Example: Use a CQL composite partition key

Example steps to create a CQL table, and then create an external table in Hive that maps to the CQL table.

This example first creates a CQL table, and then creates an external table in Hive that maps to the CQL table. The Hive table uses a SERDE property and declares a single key followed by the number of column declarations that match the number of columns in the CQL table. Finally, the example queries the CQL table from Hive.

Procedure

  1. In cqlsh, add a table to the cql3ks keyspace created earlier.

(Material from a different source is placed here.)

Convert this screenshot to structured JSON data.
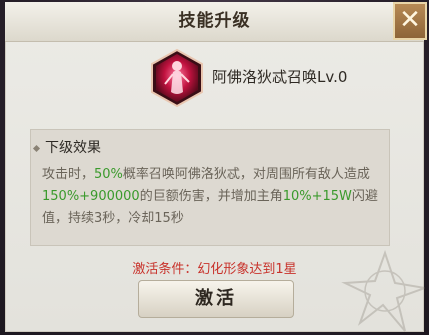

Create a table that uses a composite partition key.
    cql3ks> CREATE TABLE event_table (
              key ascii, factor float, event_type text, event_date timestamp,
              event_id timeuuid, num_responses varint,
              PRIMARY KEY ((key, event_id), num_responses)
            );
  2. Insert data into the table.
    cql3ks> INSERT INTO event_table (
              key, factor, event_type, event_date, event_id, num_responses)
              VALUES ('KeyOne', 3.14, 'Q3-launch', '2014-09-03',
              f078d660-1961-11e3-8ffd-0800200c9a66, 1000000
            );
  3. Create the external table in Hive.
    • DataStax Enterprise 4.0.4 and later
    hive> CREATE EXTERNAL TABLE mapped_table(
            key string, factor float, event_type string,
            event_date timestamp, event_id binary, num_responses binary)
            STORED BY 'org.apache.hadoop.hive.cassandra.cql3.CqlStorageHandler'
            WITH SERDEPROPERTIES( "cassandra.ks.name" = "cql3ks",
            "cassandra.cf.name" = "event_table", 
            "cql3.partition.key" = "key,event_id",
            "cassandra.cql3.type" = "ascii, float, text, timestamp, timeuuid, varint"
          );
    • DataStax Enterprise 4.0 - 4.0.1
    hive> CREATE EXTERNAL TABLE mapped_table(
            key string, factor float, event_type string,
            event_date timestamp, event_id binary, num_responses binary)
            STORED BY 'org.apache.hadoop.hive.cassandra.cql3.CqlStorageHandler'
            WITH SERDEPROPERTIES( "cassandra.ks.name" = "cql3ks",
            "cassandra.cf.name" = "event_table",
            "cassandra.cql3.type" = "ascii, float, text, timestamp, timeuuid, varint"
          );
  4. Trigger a MapReduce job to query the table in Hive.
    hive> SELECT COUNT(*) FROM mapped_table;
    

    The output is:

    Total MapReduce jobs = 1
    Launching Job 1 out of 1
    . . .
    MapReduce Jobs Launched:
    Job 0: Map: 2  Reduce: 1   HDFS Read: 0 HDFS Write: 0 SUCCESS
    Total MapReduce CPU Time Spent: 0 msec
    OK
    1
    Time taken: 39.929 seconds